The title of the Buzzfeed article, “The Internet is Really Not Afraid of Kim Jong-un,” is particularly interesting from my perspective. Here, “the Internet” is framed as a singular entity – one that is characterized by the derisive humor of Reddit-style meme culture. Obviously, this sort of activity only constitutes a small fraction of the online discourse that is currently taking place around the North Korea issue (some of it “high-minded,” some of it “low-minded,” and much of it in between), and yet somehow it comes to stand in for the whole. Of course, humorous memes are the bread and butter of a site like Buzzfeed, so it’s unsurprising that they would focus on this specific facet of what the internet has to offer. It just seems to me that this sort of reductionist talk about “the internet” is becoming more and more common as of late (as in the AV Club’s “Great Job, Internet!” feature), and it would be wise to take a step back and appreciate the breadth and variety of online political discourse. After all, “television” is not just late-night comedy monologues (the obvious precursor to these sorts of memes), so why is “the internet” so often painted as merely a factory of flippancy?
That being said, I would refrain from labeling the Kim Jong-un memes as “bad” discourse, political trivialization, etc.
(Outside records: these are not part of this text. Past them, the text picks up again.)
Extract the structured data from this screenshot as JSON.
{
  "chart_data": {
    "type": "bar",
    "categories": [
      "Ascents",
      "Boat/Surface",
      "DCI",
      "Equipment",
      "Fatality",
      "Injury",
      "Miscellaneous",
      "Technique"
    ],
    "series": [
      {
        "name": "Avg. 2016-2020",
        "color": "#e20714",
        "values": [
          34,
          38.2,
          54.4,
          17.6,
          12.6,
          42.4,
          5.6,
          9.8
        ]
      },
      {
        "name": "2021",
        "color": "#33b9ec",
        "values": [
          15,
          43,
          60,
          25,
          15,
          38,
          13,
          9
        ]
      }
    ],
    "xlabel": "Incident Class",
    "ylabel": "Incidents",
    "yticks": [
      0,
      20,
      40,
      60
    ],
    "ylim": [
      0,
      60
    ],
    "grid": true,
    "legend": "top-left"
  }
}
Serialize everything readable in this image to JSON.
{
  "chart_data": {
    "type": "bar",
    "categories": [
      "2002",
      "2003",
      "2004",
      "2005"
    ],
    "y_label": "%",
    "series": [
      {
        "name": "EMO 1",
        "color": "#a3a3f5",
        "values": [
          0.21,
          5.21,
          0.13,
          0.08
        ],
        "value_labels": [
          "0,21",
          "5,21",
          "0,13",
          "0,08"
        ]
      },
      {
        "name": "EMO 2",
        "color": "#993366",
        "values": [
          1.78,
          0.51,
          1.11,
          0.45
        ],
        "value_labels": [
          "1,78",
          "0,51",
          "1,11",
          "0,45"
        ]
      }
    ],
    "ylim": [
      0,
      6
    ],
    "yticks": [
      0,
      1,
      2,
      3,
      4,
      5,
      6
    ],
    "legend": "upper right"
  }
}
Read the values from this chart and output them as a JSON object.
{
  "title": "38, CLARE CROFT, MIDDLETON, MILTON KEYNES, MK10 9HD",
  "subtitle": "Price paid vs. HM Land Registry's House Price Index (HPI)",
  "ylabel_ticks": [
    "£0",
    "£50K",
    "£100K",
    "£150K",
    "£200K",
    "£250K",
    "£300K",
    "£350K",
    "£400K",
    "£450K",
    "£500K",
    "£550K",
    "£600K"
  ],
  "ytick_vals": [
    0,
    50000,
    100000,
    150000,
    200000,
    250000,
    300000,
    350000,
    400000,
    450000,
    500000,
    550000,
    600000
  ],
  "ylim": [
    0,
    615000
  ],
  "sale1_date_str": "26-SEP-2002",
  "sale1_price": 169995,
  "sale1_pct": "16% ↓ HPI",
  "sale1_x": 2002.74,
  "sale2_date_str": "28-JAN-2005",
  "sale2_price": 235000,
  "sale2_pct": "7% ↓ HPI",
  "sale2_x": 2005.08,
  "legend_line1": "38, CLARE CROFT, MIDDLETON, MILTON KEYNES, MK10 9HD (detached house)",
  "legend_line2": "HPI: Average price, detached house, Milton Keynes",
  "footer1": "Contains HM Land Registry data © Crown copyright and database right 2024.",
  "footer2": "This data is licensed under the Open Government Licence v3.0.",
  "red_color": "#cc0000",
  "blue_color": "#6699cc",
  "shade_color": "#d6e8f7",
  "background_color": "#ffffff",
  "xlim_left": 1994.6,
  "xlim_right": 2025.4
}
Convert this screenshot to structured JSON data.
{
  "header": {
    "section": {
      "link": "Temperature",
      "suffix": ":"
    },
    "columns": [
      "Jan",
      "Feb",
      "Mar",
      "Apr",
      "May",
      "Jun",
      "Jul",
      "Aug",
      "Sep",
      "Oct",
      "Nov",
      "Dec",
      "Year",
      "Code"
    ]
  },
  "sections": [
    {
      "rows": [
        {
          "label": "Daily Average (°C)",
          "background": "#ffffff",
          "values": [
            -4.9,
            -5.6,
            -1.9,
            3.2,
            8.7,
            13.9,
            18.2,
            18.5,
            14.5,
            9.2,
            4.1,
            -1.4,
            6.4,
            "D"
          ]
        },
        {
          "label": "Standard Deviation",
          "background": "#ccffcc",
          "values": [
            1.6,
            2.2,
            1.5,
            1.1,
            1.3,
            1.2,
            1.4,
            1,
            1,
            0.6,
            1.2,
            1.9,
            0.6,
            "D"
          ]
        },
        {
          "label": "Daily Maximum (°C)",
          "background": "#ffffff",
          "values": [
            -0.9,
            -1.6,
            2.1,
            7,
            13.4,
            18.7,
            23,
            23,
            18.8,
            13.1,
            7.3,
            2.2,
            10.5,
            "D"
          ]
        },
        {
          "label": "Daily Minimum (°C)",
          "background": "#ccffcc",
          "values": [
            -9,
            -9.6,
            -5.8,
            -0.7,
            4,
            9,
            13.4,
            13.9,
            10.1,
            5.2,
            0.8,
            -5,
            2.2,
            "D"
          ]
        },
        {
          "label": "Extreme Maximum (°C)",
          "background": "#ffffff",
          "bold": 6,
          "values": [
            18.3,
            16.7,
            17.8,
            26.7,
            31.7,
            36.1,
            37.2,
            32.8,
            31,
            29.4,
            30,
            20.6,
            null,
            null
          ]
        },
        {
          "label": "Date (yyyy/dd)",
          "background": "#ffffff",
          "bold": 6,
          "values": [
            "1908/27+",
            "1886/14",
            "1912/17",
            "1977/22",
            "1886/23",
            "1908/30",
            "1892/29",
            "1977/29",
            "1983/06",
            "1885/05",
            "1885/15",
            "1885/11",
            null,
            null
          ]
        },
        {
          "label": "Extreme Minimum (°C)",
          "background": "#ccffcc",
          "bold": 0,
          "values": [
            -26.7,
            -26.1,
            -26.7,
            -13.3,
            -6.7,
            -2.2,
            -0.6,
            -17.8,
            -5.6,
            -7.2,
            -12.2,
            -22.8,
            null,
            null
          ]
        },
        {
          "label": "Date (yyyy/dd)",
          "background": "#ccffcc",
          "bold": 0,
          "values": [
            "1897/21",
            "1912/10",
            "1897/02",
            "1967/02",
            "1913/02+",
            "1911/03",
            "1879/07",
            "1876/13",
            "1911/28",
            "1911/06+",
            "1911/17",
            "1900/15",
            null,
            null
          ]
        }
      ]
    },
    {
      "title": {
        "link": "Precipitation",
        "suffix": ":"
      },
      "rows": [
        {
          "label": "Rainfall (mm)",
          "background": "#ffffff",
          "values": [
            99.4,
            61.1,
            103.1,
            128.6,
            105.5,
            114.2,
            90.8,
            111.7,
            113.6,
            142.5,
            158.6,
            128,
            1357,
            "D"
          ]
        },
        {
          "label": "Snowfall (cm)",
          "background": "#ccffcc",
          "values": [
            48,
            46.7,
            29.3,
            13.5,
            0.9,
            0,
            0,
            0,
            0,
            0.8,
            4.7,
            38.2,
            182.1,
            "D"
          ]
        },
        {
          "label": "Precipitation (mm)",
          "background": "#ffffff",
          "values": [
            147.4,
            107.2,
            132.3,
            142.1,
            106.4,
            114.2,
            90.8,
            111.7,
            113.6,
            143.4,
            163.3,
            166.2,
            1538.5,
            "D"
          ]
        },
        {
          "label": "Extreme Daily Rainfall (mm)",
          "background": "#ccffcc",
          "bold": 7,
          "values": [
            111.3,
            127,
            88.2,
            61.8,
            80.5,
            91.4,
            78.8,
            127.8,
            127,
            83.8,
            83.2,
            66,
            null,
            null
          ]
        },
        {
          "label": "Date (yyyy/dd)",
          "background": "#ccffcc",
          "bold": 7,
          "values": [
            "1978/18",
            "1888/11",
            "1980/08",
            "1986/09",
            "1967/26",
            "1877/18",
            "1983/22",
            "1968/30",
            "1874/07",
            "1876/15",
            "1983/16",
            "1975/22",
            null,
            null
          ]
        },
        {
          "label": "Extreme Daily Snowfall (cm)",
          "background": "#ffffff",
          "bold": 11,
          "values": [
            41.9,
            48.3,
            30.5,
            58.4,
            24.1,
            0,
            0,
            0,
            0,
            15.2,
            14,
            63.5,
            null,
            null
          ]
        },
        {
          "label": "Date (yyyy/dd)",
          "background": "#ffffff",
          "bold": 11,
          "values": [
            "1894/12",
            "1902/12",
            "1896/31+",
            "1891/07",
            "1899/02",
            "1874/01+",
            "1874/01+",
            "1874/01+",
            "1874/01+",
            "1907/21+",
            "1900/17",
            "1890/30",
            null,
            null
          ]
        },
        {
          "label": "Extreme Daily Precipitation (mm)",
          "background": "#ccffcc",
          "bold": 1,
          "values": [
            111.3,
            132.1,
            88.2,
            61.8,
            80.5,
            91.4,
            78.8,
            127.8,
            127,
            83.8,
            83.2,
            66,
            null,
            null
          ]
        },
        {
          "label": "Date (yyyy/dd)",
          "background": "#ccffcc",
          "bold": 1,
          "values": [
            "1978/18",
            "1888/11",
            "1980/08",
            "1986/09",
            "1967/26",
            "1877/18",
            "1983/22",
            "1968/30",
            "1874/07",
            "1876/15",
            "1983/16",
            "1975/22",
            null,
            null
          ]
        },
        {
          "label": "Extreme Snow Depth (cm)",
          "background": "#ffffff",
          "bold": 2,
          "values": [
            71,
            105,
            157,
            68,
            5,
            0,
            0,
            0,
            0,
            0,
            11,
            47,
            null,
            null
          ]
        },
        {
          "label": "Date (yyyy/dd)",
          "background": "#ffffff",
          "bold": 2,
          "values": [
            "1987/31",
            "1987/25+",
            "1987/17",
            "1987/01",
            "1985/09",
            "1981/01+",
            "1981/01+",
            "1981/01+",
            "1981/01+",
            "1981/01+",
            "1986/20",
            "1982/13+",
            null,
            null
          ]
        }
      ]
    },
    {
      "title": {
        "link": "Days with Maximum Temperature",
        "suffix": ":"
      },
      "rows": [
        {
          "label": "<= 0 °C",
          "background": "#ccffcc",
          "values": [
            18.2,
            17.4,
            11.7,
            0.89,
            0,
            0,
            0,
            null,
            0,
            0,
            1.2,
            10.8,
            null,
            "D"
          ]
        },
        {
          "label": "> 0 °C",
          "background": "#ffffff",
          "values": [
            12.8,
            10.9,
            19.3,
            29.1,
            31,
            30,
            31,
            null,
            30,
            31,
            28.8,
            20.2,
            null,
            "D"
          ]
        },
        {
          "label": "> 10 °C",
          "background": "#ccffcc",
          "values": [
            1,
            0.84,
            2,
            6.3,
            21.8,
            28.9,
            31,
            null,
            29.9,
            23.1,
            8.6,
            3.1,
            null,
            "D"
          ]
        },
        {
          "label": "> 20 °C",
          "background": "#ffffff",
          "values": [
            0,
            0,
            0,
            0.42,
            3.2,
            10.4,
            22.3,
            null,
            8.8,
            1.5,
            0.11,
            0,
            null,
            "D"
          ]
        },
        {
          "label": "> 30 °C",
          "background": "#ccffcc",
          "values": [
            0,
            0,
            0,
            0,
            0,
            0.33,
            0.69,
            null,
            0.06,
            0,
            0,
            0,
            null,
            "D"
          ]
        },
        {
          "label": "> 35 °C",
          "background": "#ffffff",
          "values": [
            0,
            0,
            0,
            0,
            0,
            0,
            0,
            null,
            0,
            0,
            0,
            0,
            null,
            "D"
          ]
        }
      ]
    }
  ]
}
As scholars of mediated political satire like Jeffrey P. Jones have shown, this sort of seemingly-frivolous humor can enliven the public sphere and bring new entrants (particularly young people) into the realm of civic participation and citizenship. Indeed, it is rather heartening that the meme-spreaders of “the internet” are tackling the latest developments in international politics in addition to the usual repertoire of cute cats and celebrity gossip. While it might be merely laughing in the face of serious global tensions, these memes are getting people to think and talk about issues that they may have otherwise ignored. Great job, internet, indeed.